Tuesday, March 30, 2021

Father Albion strongly advised her to go for spes conversionis, “hope of conversion,” which he described as “always popular.”

From Trying to Please by John Julius Norwich.  Page 154.

As our wedding day approached in the summer of 1952, Anne and I were conscious of a problem. The Cliffords were Roman Catholics, one of the oldest recusant families in the country. Anne’s parents for their part never went to church except for weddings or funerals; but the head of the family, Sir Bede’s elder brother Lord Clifford of Chudleigh, seemed to have come straight out of one of the more improbable novels of Evelyn Waugh or Graham Greene. (When his daughter had married a Protestant, I was told, she was never again permitted to sleep under the family roof. On their occasional visits she and her husband would eat with her parents, but as their relationship was in her father’s eyes openly adulterous they always had to return at night to the local pub.) One day Sir Bede took me aside and told me how much he loved his brother and how distressed he would be if our marriage were to provoke a split in the family. He knew he was asking a lot, but would I therefore please accept whatever was required of me with regard to the wedding arrangements? 

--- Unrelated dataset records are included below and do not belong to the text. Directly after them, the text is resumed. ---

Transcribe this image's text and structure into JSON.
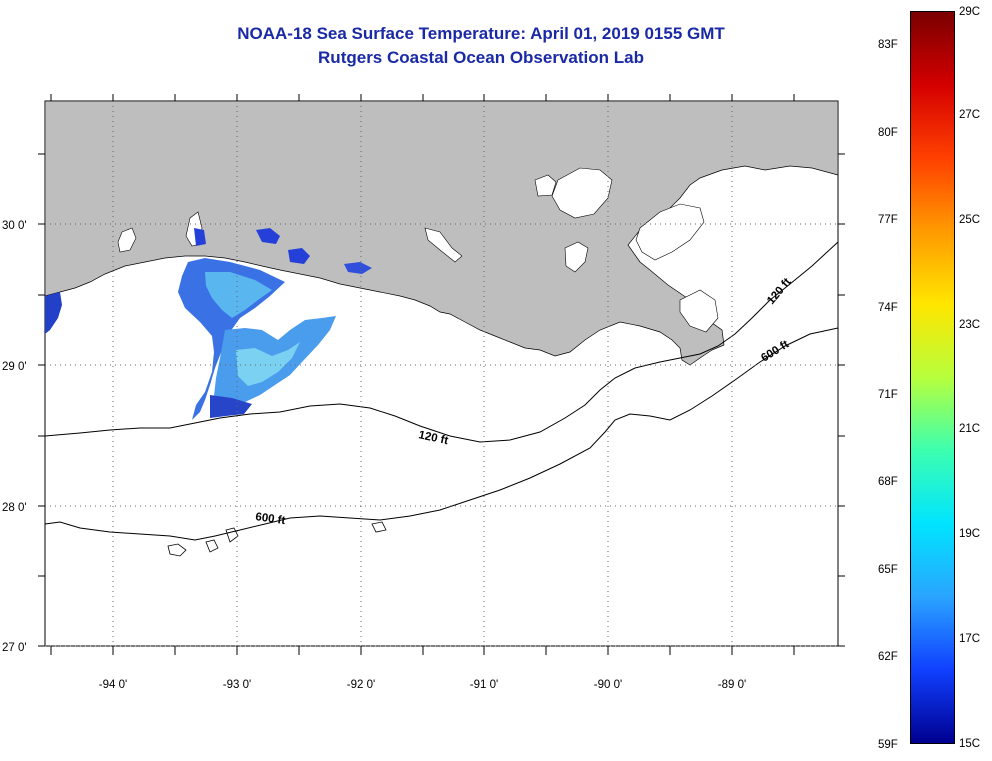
{
  "header": {
    "title": "NOAA-18 Sea Surface Temperature:  April 01, 2019 0155 GMT",
    "subtitle": "Rutgers Coastal Ocean Observation Lab"
  },
  "map": {
    "lat_labels": [
      "30 0'",
      "29 0'",
      "28 0'",
      "27 0'"
    ],
    "lon_labels": [
      "-94 0'",
      "-93 0'",
      "-92 0'",
      "-91 0'",
      "-90 0'",
      "-89 0'"
    ],
    "contour_labels": [
      "120 ft",
      "600 ft",
      "120 ft",
      "600 ft"
    ],
    "colors": {
      "land": "#bebebe",
      "ocean": "#ffffff",
      "sst_cool": "#2540d8",
      "sst_warm": "#3fb0ea"
    }
  },
  "colorbar": {
    "celsius_labels": [
      "29C",
      "27C",
      "25C",
      "23C",
      "21C",
      "19C",
      "17C",
      "15C"
    ],
    "fahrenheit_labels": [
      "83F",
      "80F",
      "77F",
      "74F",
      "71F",
      "68F",
      "65F",
      "62F",
      "59F"
    ],
    "colors": [
      "#7a0000",
      "#d40000",
      "#ff4000",
      "#ff9a00",
      "#ffe600",
      "#b6ff3c",
      "#3cffb0",
      "#00e4ff",
      "#2aa4ff",
      "#1040ff",
      "#000090"
    ]
  }
}
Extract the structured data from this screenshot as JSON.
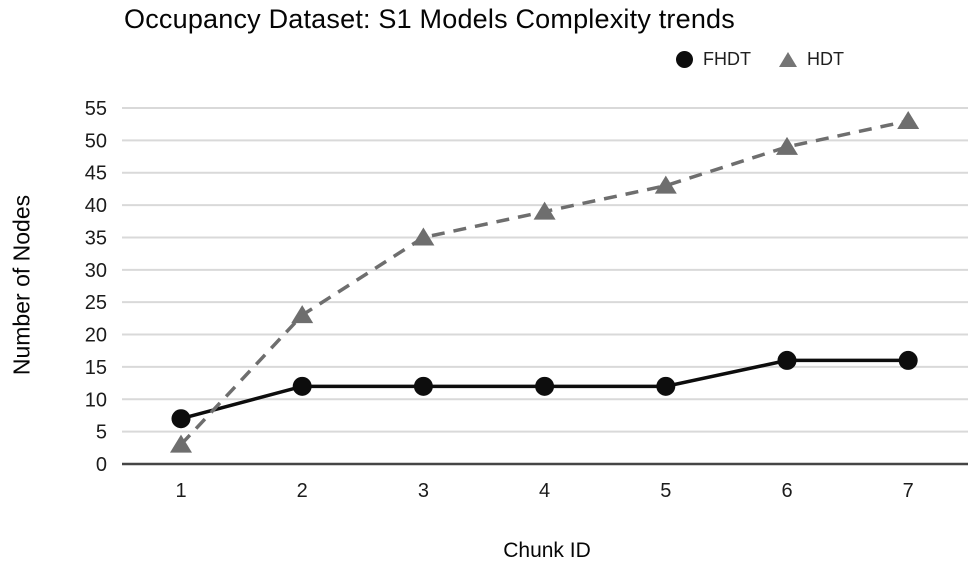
{
  "title": "Occupancy Dataset: S1 Models Complexity trends",
  "chart_data": {
    "type": "line",
    "title": "Occupancy Dataset: S1 Models Complexity trends",
    "xlabel": "Chunk ID",
    "ylabel": "Number of Nodes",
    "x": [
      1,
      2,
      3,
      4,
      5,
      6,
      7
    ],
    "xticks": [
      1,
      2,
      3,
      4,
      5,
      6,
      7
    ],
    "yticks": [
      0,
      5,
      10,
      15,
      20,
      25,
      30,
      35,
      40,
      45,
      50,
      55
    ],
    "ylim": [
      0,
      55
    ],
    "grid": true,
    "legend_position": "top-right",
    "series": [
      {
        "name": "FHDT",
        "values": [
          7,
          12,
          12,
          12,
          12,
          16,
          16
        ],
        "color": "#0d0d0d",
        "line_style": "solid",
        "marker": "circle"
      },
      {
        "name": "HDT",
        "values": [
          3,
          23,
          35,
          39,
          43,
          49,
          53
        ],
        "color": "#6e6e6e",
        "line_style": "dashed",
        "marker": "triangle"
      }
    ],
    "colors": {
      "gridline": "#d9d9d9",
      "axis_line": "#454545",
      "tick_text": "#1c1c1c"
    }
  }
}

Naturally I agreed. I loved his daughter and wanted to marry her; it seemed a small enough price to pay; though myself rather half-heartedly C of E, I certainly had no bias against Roman Catholicism. I reassured him that I was perfectly ready to do whatever was asked. Little did I know what that would entail. First of all I was presented with a statement, written entirely in Latin, beginning “Ego, Johannes Julius Cooper, apud. . . .” with, at the bottom of the page, a footnote in English reading “Insert full postal address.” In this I undertook to accept Catholic instruction, to marry in a Catholic church according to the full Roman rite and to bring up all our children as Catholics. All this I was more than happy to do—though as it turned out I never got the instruction—and I signed without hesitation. Then it was Anne’s turn. She was given a form, similarly in Latin, to fill in stating exactly why she wanted to marry me. There were, as I remember, seven possible reasons: true love was not one of them. She could marry me for my money; she could marry me to avoid a scandal; she could marry me because I obviously represented the last chance she would ever get (necessitas); but she could not marry me for love. The local priest, Father Gordon Albion—he had a press cutting from some racing newspaper pinned to his office wall, bearing the headline father Albion—second in the novice chases—strongly advised her to go for spes conversionis, “hope of conversion,” which he described as “always popular,” so that was what she did—though I am glad to record that throughout our married life she was to make not the slightest effort to bring me to the light.